Royal Icing Recipe
What is Royal Icing?
This pure white icing offers many decorative options for cake decorators. Since royal icing hardens when dry, decorations can be made in advance of the cake and stored for weeks in an airtight container.
Use this icing to create a flawless finish on the outside of the cake; create icing flowers; cover a cake board; make run-out designs; create lace and filigree work; create string work; design plaques and decorations on a wire.
Many wedding cakes feature royal icing decorations, because they can be made in advance and be quickly assembled on the cake. They hold up well when the cake is transported. Imagine the number of touch-ups you would have to make on a wedding cake if you accidentally grazed the decorations!
- Combine egg whites and lemon juice in a bowl.
- Add small amounts of confectioner's sugar at a time until icing is completely smooth and forms a peak. (Optional: at this time, you may add glycerine if using to frost a cake. This makes it easier to cut through).
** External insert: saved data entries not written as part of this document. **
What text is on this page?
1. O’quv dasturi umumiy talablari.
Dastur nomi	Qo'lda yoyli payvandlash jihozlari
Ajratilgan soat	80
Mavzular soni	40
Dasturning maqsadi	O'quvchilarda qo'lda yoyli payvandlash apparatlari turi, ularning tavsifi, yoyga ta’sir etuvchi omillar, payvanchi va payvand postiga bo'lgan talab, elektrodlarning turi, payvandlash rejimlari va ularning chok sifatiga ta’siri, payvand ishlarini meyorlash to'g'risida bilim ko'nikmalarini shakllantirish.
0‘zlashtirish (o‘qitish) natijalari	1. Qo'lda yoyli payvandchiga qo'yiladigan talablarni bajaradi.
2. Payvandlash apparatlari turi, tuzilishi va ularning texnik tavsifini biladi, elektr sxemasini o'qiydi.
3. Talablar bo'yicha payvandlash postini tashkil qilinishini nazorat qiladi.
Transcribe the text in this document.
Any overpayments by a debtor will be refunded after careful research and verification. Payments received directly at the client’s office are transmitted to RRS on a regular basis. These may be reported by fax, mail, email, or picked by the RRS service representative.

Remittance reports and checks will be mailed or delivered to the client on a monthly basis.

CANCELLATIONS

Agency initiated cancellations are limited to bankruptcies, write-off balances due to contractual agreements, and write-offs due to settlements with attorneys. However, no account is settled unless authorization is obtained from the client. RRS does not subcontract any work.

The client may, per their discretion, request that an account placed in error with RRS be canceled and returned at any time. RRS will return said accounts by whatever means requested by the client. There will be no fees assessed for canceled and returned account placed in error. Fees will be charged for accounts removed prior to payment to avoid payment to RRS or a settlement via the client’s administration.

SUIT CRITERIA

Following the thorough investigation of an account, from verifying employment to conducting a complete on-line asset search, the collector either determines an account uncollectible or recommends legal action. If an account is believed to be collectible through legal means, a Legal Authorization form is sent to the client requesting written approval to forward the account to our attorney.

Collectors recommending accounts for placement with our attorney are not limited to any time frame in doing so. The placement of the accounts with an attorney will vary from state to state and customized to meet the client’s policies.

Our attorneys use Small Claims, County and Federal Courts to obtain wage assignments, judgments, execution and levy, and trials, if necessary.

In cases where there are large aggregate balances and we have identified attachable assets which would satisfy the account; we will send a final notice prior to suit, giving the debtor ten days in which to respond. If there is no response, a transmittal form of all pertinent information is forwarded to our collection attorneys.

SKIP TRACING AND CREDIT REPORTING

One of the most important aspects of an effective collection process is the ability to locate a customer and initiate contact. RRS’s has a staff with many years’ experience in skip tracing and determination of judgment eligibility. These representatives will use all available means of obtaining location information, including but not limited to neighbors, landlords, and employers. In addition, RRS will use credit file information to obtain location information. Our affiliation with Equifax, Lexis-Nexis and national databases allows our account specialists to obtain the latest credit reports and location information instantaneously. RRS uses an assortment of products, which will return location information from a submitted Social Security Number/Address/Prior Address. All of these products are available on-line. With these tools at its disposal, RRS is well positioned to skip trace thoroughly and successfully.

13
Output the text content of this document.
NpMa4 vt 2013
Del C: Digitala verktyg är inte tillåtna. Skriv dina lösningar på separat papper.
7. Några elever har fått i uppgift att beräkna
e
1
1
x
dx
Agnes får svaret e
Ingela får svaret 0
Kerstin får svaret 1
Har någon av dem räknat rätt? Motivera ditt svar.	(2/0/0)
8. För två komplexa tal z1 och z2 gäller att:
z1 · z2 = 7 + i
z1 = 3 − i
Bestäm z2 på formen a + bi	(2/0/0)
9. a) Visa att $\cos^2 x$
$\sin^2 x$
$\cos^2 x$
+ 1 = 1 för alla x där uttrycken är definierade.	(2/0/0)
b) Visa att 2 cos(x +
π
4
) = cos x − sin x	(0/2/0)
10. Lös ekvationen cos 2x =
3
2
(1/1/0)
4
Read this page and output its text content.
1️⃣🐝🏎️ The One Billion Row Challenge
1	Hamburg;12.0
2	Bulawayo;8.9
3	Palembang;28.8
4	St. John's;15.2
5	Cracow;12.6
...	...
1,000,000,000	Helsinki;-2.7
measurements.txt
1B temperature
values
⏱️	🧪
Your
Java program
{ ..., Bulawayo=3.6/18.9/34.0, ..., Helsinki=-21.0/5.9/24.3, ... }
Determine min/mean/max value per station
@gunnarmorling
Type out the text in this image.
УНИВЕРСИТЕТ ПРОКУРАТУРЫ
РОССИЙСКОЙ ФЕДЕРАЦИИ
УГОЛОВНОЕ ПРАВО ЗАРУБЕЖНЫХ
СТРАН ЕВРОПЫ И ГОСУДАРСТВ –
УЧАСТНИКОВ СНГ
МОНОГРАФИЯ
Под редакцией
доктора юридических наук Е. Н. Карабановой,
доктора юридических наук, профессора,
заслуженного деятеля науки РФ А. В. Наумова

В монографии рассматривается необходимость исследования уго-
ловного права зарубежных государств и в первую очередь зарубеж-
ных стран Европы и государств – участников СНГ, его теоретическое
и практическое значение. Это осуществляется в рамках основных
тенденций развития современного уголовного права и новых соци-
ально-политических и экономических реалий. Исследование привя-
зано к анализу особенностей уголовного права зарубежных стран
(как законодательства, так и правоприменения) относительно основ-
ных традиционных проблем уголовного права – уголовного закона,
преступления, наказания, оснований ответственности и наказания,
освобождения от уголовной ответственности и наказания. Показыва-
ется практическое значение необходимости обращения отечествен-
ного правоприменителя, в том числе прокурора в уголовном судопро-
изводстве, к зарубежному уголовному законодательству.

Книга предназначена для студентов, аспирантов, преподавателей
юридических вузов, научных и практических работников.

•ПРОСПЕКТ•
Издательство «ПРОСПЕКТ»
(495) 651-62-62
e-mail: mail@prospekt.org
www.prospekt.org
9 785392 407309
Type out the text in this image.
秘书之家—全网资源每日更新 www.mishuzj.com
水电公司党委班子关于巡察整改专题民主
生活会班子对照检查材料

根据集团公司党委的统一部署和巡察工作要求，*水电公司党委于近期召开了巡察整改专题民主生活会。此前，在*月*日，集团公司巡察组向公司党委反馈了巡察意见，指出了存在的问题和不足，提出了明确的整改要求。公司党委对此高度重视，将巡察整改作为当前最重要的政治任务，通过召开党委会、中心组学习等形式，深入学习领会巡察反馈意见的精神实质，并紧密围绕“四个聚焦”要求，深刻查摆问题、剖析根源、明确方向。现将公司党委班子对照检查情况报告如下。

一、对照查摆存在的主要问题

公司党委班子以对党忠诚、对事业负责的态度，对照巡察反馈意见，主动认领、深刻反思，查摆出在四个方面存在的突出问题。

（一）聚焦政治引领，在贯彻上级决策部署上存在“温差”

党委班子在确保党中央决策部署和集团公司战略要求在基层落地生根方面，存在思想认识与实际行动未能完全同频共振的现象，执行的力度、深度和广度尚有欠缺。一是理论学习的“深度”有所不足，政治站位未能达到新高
- Make icing thinner for piping lines by adding additional egg white.
- Make it thicker for floral decorations by adding more confectioner's sugar.
Cover bowl of icing with a damp hand towel and plastic wrap when using. It will quickly dry out. Use only a small portion at a time.
Royal Icing Instructions
- To get the best results and to spare yourself unnecessary frustration, first consider the correct consistency for the royal icing recipe according to its function:
For icing cake boards - thin icing to a syrupy consistency.
- Piping borders, scrolls, etc. - icing should have stiff peaks. When you lift the spoon from the bowl, icing should stand straight up.
- Piping outlines - Icing should form soft peak. When spoon is lifted from bowl, peak should bend downwards. Icing that is too thick will break.
- Run-out - creamy consistency - for filling in shapes.
- Covering the cake - include the optional glycerin for the best consistency.